SHIELD ACT Expands Notification Obligations for Breaches Affecting New York Residents
On July 25, 2019, New York Governor Andrew M. Cuomo signed into law a new data security law, the Stop Hacks and Improve Electronic Data Security (“SHIELD”) Act. The SHIELD Act expands New York’s existing data breach notification law by broadening its scope and imposing more stringent notification and procedural requirements on businesses in the aftermath of a data breach. The Act also requires companies to implement “reasonable safeguards” to protect consumer data.
The SHIELD Act
The SHIELD Act comes in the wake of several high-profile data breaches. In his press release announcing the legislation, Governor Cuomo highlighted the data breach of the credit-reporting company Equifax, which recently agreed to pay up to $600 million to resolve federal and state investigations into the 2017 breach that compromised the information of more than 147 million people. The investigations into Equifax revealed that it had been aware of a vulnerability in its security systems months before the breach occurred, and failed to notice the breach or inform consumers of it for 76 days.
The SHIELD Act expands the definition of what constitutes a data breach, requiring companies to notify any resident of New York state when their private information is accessed—not just when it is acquired—by unauthorized third parties. If unauthorized third parties viewed, “communicated with,” used, or altered such information, the new law treats these as indications that unauthorized access took place.
Additionally, the SHIELD Act purports to expand the geographic application of New York’s data breach notification law to include any person or entity that “owns or licenses computerized data which includes private information” of a New York resident. This is a significant change from prior legislation, which applied only to persons or entities that conducted business in New York state.
Among other notable changes to prior New York law governing data breaches, the SHIELD Act also:
- Requires that companies implement “reasonable safeguards” to protect consumer data, including reasonable administrative safeguards, reasonable technical safeguards, and reasonable physical safeguards; 
- Expands the scope of information covered in the definition of a data breach to include account number, credit card number, or debit numbers (in certain circumstances); biometric information; and user names or email addresses in combination with security passwords or security questions and answers; and
- Updates notification and procedural requirements following a data breach by requiring companies to provide, in their notice to consumers, the contact information of “the relevant state and federal agencies that provide information regarding security breach response and identity theft prevention and protection information.”
- The Act provides that the New York Attorney General may seek injunctive relief, actual damages for persons harmed by a lack of notice of a data breach, and civil penalties. If the court determines that there was a knowing or reckless violation, the court may impose a civil penalty of the greater of $5,000 or up to $20 per instance of failed notification, provided that the latter amount shall not exceed $250,000. The Act also provides that for violations of the new “reasonable safeguard” requirements, the New York Attorney General can seek to enjoin such violations and can seek civil penalties of not more than $5,000 for each violation.
- All provisions of the Act, with one exception, take effect 90 days after enactment.

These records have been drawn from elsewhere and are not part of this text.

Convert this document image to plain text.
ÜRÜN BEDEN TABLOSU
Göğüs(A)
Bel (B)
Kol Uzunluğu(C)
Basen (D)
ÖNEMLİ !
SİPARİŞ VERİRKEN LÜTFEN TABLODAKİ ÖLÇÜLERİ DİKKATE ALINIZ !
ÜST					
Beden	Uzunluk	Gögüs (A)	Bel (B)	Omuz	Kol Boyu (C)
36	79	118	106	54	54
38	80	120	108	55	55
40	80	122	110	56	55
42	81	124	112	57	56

The exception, Section 4, contains provisions requiring companies to implement “reasonable safeguards” to protect consumer data, and takes effect 240 days after enactment.

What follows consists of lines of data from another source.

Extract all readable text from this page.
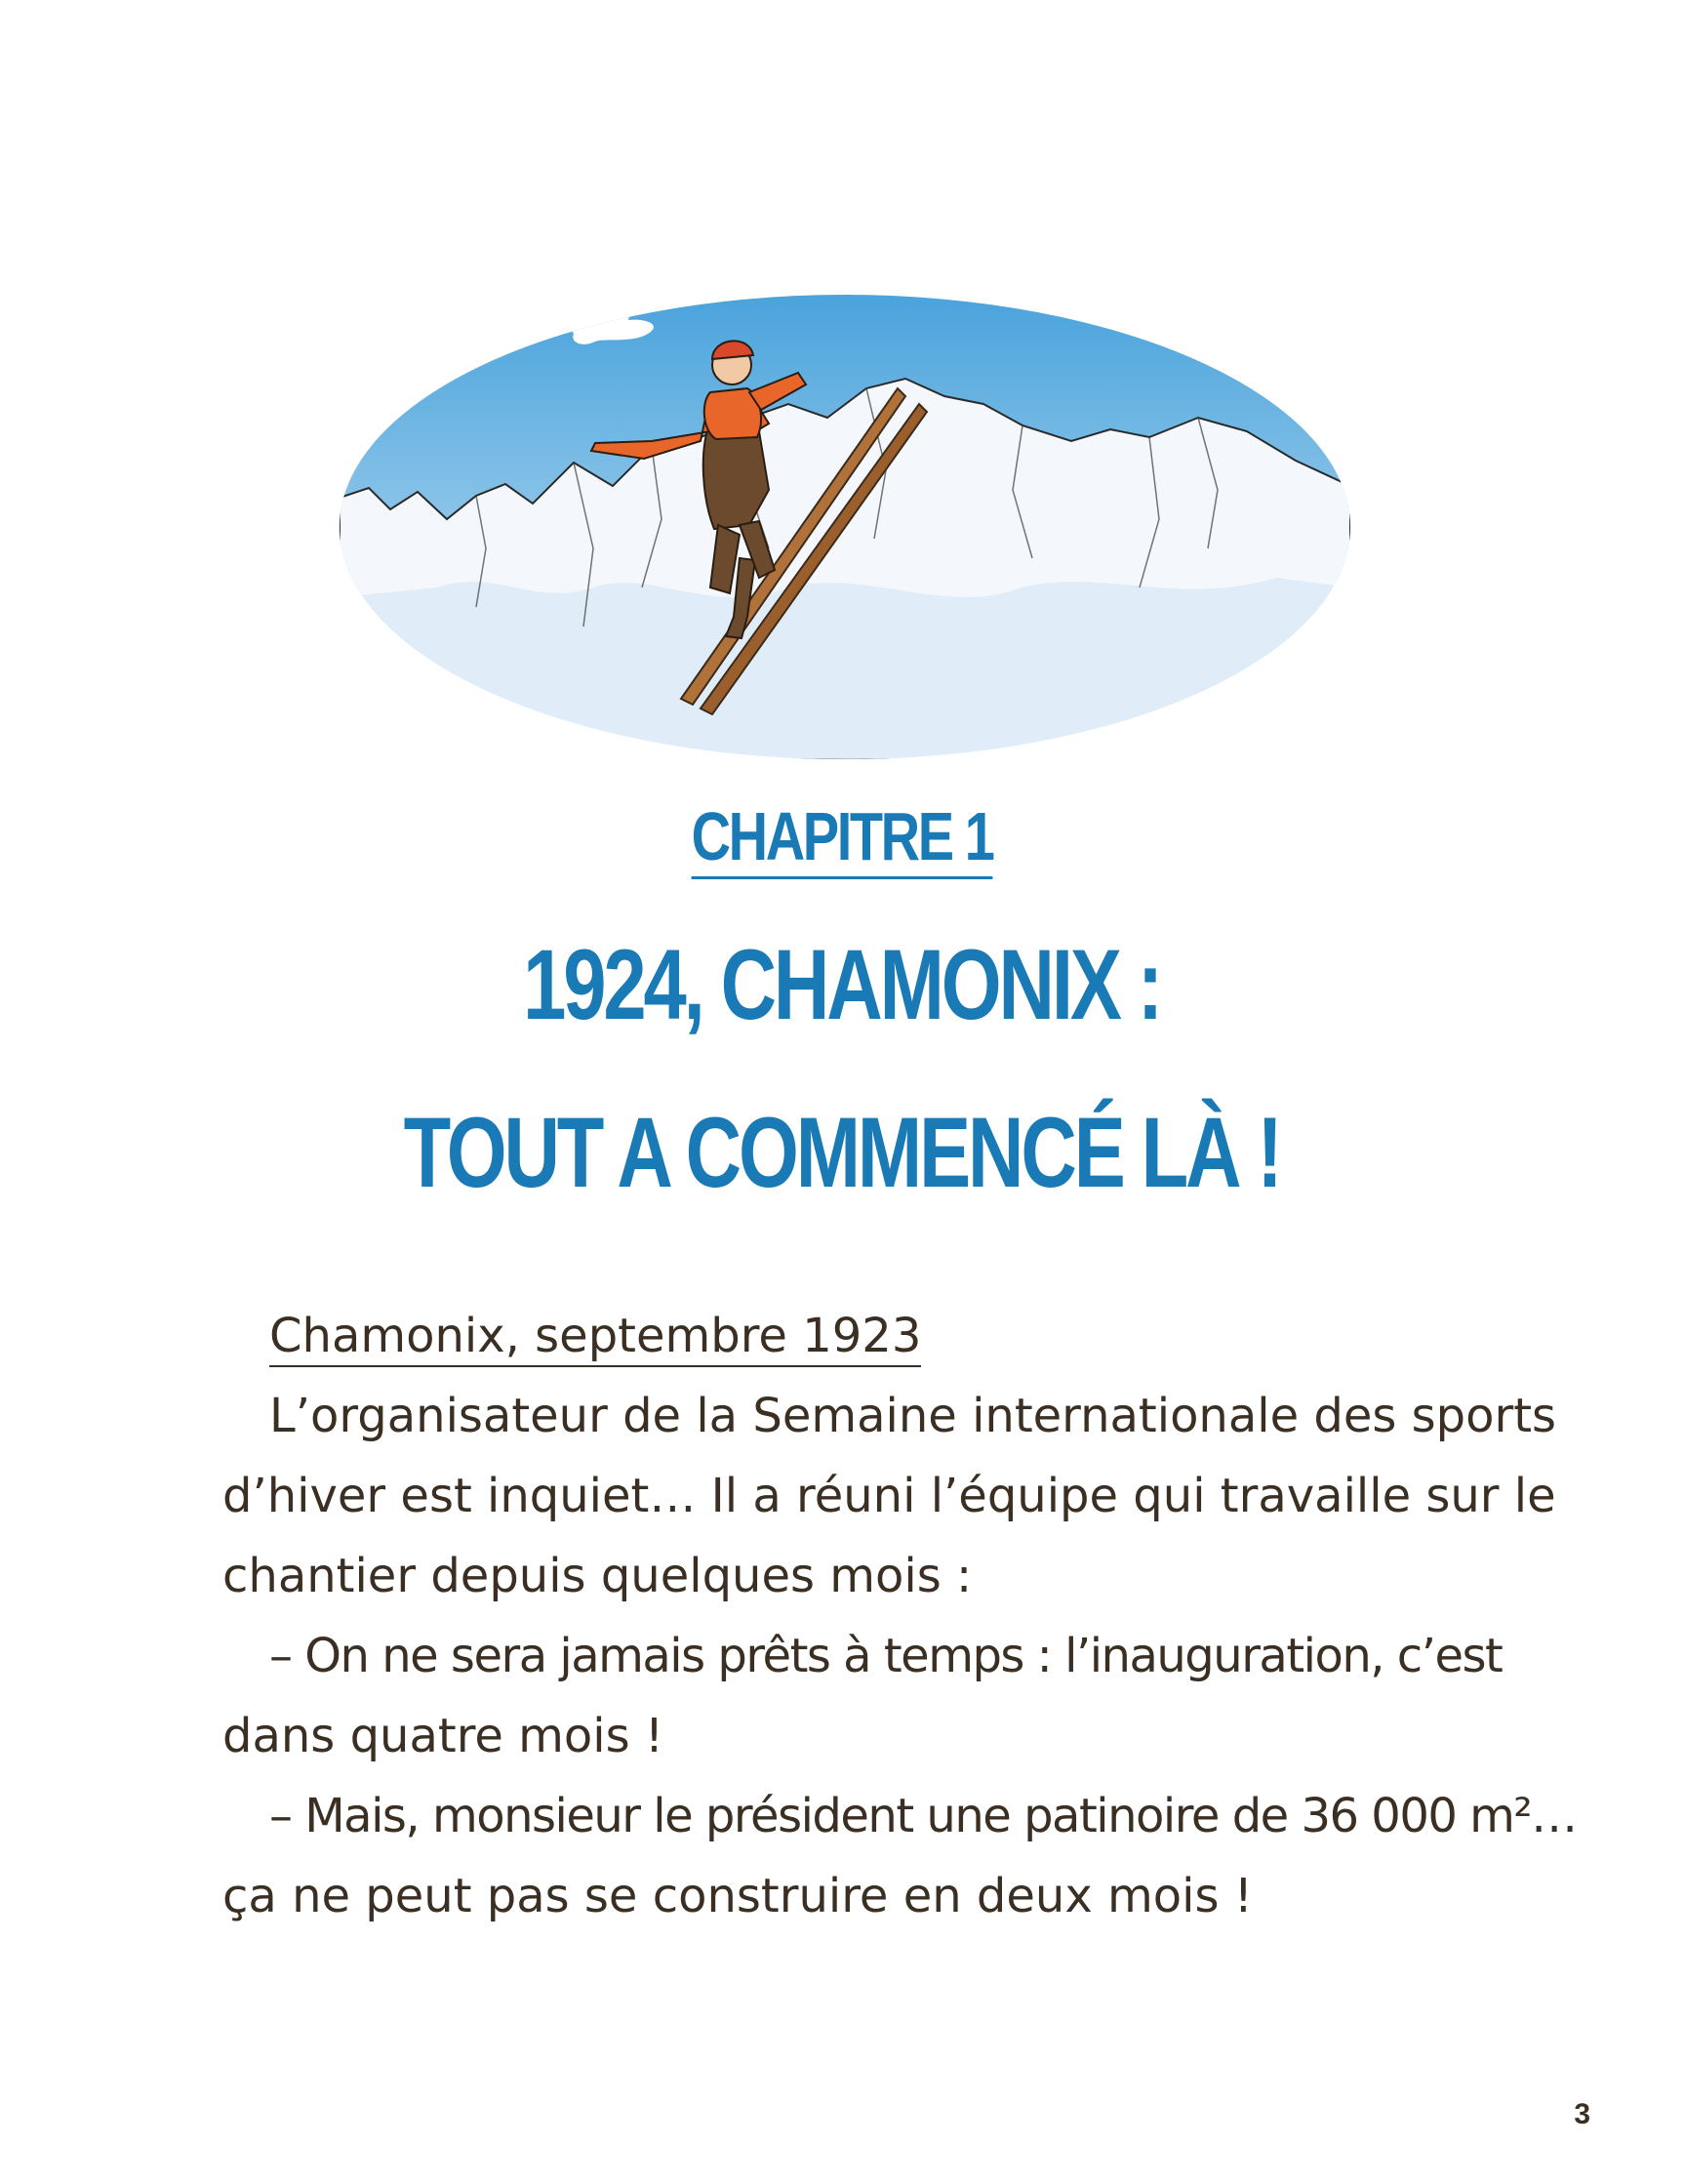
CHAPITRE 1
1924, CHAMONIX :
TOUT A COMMENCÉ LÀ !

Chamonix, septembre 1923

L’organisateur de la Semaine internationale des sports

d’hiver est inquiet… Il a réuni l’équipe qui travaille sur le

chantier depuis quelques mois :

– On ne sera jamais prêts à temps : l’inauguration, c’est

dans quatre mois !

– Mais, monsieur le président une patinoire de 36 000 m²…

ça ne peut pas se construire en deux mois !

3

The SHIELD Act is representative of the trend towards heightened requirements regarding data handling and data breaches throughout the United States and internationally. With the steady increase in the number of data breaches, lawmakers and regulators are increasingly focused on ensuring that companies provide transparency to affected consumers (and imposing fines for companies unable or unwilling to comply). In a press release announcing the new law, Governor Cuomo stated: “The stark reality is security breaches are becoming more frequent and with this legislation New York is taking steps to increase protections for consumers and holding these companies accountable when they mishandle sensitive data.”
In light of the SHIELD Act, companies wherever located should determine whether they hold data pertaining to New York residents and therefore whether the SHIELD Act’s terms apply to them. Covered entities may need to update their data security policies and controls and their incident response plans to comply with the new requirements.